Wild Turkeys
Zoo Animals
Wild Turkeys
Meleagris gallopavo
This large ground dwelling bird is South Carolina’s official State Wild Game Bird. There are five subspecies of
the wild turkey in North America, the eastern wild turkey is the subspecies found in South Carolina. The wild turkey is one of the largest birds in North America; an adult male can grow to four feet long from the beak to
the tail. The males have a dark, iridescent body while the female’s feather color is more drab. The flight feathers are black with brown stripes and are barred with white. Wild turkeys have between 5000 and 6000 feathers on the body.
The head and upper part of the neck are featherless. They have a red wattle which consists of the fleshy
lobes hanging down from the chin or throat. They have a wart-like projection of skin attached to the upper
part of the forehead that is called a caruncle (ca-run-cle). Both sexes have long powerful legs covered with scales and are born with a small button spur on the back of the leg. Most of the female’s spurs do not grow. The male’s spurs start growing pointy and curved shortly after birth, and they can grow up to about two inches long. Males also have “beards” which are tufts of feathers growing out of and hanging down from the chest. This beard can grow to an average of nine inches, and 10 to 20 percent of females also have beards.
The male turkeys are called gobblers (or toms), the females are called hens, and the young are called poults.
Wild turkeys have excellent vision during the daytime, but cannot see as well at night. They also have excellent hearing. They are powerful fliers, reaching speeds of up to 55 mph for short distances.
They like open areas for feeding, mating, and habitat. They use forested areas for cover to hide from predators and for roosting in trees at night. They must have a varied habitat that contains both open and covered areas to ensure survival. Habitats preferred by wild turkeys include mixed coniferous and deciduous forests.

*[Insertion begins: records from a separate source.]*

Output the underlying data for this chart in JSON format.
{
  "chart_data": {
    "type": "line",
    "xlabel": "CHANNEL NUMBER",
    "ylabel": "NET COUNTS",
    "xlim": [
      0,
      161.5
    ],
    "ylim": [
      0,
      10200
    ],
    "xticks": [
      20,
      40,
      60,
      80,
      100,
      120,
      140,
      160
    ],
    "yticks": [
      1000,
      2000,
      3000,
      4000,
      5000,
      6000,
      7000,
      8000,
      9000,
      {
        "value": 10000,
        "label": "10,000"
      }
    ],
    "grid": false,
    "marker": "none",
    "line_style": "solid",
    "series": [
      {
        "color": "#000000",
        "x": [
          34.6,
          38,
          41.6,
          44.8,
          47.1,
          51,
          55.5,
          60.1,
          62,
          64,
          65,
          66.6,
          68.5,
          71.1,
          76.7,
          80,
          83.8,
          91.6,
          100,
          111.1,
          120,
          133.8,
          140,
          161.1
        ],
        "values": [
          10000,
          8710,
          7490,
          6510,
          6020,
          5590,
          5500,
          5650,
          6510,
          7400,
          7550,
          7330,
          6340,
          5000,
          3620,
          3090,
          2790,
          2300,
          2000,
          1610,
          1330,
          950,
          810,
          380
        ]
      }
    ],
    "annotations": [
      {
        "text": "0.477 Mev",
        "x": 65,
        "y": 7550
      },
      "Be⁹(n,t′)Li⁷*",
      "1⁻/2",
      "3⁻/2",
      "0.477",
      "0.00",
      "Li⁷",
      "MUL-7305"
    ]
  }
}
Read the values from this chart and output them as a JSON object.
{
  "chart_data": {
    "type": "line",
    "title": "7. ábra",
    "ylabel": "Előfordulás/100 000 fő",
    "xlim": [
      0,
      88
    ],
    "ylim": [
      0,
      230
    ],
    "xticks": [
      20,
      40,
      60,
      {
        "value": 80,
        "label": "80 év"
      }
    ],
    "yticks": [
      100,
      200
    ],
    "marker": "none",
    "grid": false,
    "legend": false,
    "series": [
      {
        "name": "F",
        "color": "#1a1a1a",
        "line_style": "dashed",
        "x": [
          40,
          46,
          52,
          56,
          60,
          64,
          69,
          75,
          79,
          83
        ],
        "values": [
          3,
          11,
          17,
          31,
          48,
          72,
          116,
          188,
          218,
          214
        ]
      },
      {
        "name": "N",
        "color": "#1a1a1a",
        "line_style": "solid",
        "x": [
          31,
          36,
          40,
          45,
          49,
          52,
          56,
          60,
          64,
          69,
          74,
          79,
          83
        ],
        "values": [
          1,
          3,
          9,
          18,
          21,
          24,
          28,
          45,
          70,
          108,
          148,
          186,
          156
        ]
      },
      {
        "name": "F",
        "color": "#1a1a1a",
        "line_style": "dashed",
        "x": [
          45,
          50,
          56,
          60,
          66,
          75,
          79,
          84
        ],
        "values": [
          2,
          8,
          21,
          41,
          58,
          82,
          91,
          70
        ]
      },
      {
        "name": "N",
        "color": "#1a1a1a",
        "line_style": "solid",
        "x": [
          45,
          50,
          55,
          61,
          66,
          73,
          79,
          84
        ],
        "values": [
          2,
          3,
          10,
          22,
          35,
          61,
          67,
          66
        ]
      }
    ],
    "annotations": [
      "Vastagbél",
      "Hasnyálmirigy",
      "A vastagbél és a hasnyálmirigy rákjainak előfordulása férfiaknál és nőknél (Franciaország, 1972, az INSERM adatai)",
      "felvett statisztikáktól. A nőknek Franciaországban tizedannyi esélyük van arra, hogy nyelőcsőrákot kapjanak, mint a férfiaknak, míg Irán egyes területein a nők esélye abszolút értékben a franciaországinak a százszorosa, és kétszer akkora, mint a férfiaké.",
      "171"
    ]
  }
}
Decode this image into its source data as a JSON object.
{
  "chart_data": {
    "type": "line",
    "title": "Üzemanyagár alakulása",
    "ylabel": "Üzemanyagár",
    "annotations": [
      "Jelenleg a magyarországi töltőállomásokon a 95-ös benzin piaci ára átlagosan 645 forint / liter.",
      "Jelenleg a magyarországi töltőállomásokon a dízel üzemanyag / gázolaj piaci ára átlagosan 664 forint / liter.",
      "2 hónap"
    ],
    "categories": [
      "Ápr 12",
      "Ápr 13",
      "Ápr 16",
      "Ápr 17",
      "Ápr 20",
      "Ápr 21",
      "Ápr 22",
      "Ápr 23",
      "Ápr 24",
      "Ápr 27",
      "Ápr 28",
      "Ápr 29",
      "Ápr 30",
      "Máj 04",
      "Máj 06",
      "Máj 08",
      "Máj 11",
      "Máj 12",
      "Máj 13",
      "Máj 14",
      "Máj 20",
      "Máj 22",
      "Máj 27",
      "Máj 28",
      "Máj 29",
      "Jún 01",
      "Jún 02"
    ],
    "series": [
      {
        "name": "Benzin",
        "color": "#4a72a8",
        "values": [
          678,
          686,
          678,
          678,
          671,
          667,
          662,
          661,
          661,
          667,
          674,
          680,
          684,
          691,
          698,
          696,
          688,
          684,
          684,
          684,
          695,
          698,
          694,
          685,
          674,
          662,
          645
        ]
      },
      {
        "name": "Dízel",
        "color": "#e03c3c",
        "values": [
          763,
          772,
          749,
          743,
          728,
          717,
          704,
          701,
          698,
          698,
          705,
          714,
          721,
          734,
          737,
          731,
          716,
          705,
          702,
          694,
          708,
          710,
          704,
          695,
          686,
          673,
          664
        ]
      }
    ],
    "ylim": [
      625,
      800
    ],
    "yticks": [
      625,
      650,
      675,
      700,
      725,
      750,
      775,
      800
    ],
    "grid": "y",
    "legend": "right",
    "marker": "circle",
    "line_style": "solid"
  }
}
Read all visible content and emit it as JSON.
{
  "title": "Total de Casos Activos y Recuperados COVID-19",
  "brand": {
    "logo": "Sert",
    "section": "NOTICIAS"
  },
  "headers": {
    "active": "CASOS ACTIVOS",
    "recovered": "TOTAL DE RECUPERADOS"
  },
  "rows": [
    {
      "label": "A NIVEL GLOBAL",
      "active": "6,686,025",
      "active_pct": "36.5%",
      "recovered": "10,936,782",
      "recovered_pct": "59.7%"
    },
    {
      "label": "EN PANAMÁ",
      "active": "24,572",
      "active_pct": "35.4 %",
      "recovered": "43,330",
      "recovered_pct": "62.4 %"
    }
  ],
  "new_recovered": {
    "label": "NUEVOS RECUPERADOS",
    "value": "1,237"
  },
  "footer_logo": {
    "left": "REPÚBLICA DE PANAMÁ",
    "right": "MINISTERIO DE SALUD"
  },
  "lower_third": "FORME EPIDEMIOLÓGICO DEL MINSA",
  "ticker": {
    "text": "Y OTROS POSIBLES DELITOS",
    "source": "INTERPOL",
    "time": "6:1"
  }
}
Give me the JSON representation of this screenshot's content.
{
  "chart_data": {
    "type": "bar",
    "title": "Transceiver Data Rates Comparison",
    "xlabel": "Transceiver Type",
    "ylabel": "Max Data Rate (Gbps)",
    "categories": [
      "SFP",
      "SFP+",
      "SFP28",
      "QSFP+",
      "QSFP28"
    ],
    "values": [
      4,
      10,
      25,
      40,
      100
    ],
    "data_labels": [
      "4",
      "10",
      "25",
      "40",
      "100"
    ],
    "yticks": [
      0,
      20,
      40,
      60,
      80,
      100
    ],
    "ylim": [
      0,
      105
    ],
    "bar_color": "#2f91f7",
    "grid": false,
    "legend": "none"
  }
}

Turkeys mate in the spring. The males will use strut zones during the mating season, which are places in the woods or a field where the male will strut, showing off and displaying himself. Each male will establish as many as six strut zones and visit them daily in a regular pattern. Courtship behavior patterns include strutting and gobbling by the males. Gobbling attracts the females to the males who then court the females by strutting or displaying. Wild turkeys are polygamous; therefore one male will attempt to mate with multiple females.
The females become secretive while they search for a nest site before they lay their eggs. The nests are shallow depressions in the ground constructed by the actions of scratching, squatting, and laying the eggs. The female will lay between 8 and 15 eggs over a two-week period, usually laying one egg per day. The female does not sit on the eggs until the last one is laid. Until that time, she covers the eggs with leaves. She will then incubate the eggs for 26-28 days, moving around about once an hour to turn the eggs.
After the eggs hatch, the poults are fully dry, coordinated, and ready to follow their mother away from the nest within 12-24 hours. By the end of the poult’s second week, they are able to fly short distances, and in the third week they can roost in low trees with their mother. At 14 weeks, of age the male and female poults are distinguishable by body size and plumage.
Originally, wild turkeys were very abundant in Mexico and in all parts of the United States. The early European settlers over-harvested the wild turkey and the bird was hunted almost to extinction but is making a marked comeback due to protection, restocking programs, and the return of the mature forests favored by this bird.